Cette semaine, la chirurgie esthétique a fait une nouvelle victime au Maroc: une jeune femme de 32 ans, admise dans une clinique de Rabat pour une liposuccion. Sa mort prématurée rappelle celle d’une autre jeune femme, elle aussi décédée dans une autre clinique, cette fois-ci à Casablanca, également suite à une liposuccion, ayant entraîné une embolie pulmonaire.
La mort de ces deux jeunes femmes à quelques mois d’intervalle ne saurait rester vaine. Car au-delà de la responsabilité avérée ou pas des cliniques ayant pratiqué ces interventions, il est grand temps de se pencher sur ce dangereux phénomène qu’est devenue la banalisation à outrance de la chirurgie esthétique.

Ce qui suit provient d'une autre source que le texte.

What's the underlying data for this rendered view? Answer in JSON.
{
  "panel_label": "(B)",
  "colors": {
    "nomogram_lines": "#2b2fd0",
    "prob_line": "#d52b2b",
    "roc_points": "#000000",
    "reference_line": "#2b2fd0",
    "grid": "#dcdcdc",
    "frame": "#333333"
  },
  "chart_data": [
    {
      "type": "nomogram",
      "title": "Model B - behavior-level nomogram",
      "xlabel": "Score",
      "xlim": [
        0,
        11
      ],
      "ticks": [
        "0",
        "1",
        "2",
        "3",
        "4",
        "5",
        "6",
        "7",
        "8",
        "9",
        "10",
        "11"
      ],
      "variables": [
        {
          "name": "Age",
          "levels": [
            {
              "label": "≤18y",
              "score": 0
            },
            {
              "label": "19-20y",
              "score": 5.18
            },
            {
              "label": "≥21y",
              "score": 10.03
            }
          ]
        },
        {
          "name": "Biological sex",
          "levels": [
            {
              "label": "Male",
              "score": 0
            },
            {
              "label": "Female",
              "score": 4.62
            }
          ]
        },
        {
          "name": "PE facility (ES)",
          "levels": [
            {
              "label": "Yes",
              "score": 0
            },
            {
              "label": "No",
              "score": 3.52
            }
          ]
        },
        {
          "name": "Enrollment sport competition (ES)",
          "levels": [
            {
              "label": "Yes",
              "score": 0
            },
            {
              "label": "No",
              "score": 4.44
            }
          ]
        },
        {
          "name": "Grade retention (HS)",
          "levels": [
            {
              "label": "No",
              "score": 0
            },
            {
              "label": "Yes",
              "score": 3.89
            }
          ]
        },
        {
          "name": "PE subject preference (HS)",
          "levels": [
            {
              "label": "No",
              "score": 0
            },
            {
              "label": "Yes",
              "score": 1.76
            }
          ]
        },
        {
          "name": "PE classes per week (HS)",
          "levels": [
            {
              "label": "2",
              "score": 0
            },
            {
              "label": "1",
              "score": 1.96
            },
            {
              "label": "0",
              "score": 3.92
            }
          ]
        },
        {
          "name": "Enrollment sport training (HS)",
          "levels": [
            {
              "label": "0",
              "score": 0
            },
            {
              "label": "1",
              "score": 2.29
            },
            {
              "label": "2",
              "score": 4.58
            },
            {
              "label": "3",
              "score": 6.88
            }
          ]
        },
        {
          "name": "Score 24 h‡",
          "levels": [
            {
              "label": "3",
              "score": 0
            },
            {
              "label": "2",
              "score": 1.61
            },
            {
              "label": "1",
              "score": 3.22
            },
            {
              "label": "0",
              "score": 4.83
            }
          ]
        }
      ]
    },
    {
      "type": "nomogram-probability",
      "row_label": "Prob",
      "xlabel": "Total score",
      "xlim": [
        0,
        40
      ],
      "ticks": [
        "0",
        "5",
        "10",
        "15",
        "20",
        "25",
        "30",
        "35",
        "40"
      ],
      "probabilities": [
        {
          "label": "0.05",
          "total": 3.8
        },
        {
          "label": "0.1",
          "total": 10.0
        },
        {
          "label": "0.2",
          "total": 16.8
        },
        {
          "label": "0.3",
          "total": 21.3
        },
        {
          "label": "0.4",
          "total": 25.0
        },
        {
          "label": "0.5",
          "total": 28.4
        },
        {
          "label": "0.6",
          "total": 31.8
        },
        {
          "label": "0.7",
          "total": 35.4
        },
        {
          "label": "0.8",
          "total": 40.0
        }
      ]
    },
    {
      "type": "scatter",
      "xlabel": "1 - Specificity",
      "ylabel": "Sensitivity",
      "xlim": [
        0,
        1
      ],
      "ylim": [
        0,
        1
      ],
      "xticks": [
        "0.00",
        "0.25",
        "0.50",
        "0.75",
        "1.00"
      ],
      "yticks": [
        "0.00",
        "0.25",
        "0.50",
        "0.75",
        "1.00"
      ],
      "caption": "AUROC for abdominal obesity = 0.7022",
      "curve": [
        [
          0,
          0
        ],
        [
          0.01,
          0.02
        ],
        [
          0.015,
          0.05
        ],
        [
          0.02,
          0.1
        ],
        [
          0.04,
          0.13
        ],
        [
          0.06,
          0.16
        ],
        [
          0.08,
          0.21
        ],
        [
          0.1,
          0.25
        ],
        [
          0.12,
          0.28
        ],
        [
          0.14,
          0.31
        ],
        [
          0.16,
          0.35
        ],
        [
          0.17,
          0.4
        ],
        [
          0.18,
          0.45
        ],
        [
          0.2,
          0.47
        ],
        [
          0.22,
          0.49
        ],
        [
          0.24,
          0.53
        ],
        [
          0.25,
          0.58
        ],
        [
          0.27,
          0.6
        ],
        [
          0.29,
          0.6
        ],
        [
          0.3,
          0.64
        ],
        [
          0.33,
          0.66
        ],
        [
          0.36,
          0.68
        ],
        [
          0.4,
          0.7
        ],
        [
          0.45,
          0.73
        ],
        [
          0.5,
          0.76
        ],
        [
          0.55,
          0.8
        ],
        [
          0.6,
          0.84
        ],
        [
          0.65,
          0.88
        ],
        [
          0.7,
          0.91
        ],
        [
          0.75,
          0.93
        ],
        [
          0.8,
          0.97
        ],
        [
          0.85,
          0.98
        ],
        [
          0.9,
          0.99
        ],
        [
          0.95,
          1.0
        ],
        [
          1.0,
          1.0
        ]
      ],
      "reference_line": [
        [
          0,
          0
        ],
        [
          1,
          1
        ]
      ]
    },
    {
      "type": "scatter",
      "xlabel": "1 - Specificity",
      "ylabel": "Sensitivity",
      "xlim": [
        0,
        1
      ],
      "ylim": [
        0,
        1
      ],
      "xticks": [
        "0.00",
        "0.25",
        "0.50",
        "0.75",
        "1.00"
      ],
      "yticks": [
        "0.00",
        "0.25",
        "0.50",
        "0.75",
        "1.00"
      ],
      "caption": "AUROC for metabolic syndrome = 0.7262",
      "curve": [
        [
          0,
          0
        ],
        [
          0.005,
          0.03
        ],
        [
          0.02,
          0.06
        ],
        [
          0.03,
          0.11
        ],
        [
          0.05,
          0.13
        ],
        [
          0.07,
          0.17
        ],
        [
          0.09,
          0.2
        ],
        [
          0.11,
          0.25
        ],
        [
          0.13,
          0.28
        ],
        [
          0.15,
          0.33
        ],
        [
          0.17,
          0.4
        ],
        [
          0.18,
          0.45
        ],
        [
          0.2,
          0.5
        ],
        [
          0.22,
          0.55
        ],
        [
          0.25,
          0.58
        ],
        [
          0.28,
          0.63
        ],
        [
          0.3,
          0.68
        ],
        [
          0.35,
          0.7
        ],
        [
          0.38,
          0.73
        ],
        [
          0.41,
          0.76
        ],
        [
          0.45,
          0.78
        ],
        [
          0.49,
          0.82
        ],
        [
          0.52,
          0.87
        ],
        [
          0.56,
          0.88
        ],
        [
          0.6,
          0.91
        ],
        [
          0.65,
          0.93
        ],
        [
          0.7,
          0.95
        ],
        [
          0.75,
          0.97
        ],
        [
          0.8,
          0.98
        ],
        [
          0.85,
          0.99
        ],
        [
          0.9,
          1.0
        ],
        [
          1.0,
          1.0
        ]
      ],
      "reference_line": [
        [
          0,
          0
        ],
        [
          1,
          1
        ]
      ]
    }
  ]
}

Aujourd’hui, de la même manière qu’on poste sa photo sur Instagram en changeant son apparence à coup de filtres, elles sont de plus en plus nombreuses, et surtout de plus en plus jeunes, à vouloir transformer leur apparence physique à coups de bistouri.
Un petit nez à la libanaise, des fesses à la Kim K., une taille de guêpe, des cuisses affinées, des seins fermes et rebondis, une bouche pulpeuse et glossy, un ventre aux abdominaux tracés, des bras plus fins, une mâchoire sans bajoues, des yeux moins fatigués, un front sans expression… Pas de régime, pas de sport, pas de travail sur soi-même, on veut tout avoir sans faire d’effort. A vitesse grand V, la longue liste des desideratas de femmes en mal d’apparence et de confiance en elles-mêmes ne cesse de s’allonger.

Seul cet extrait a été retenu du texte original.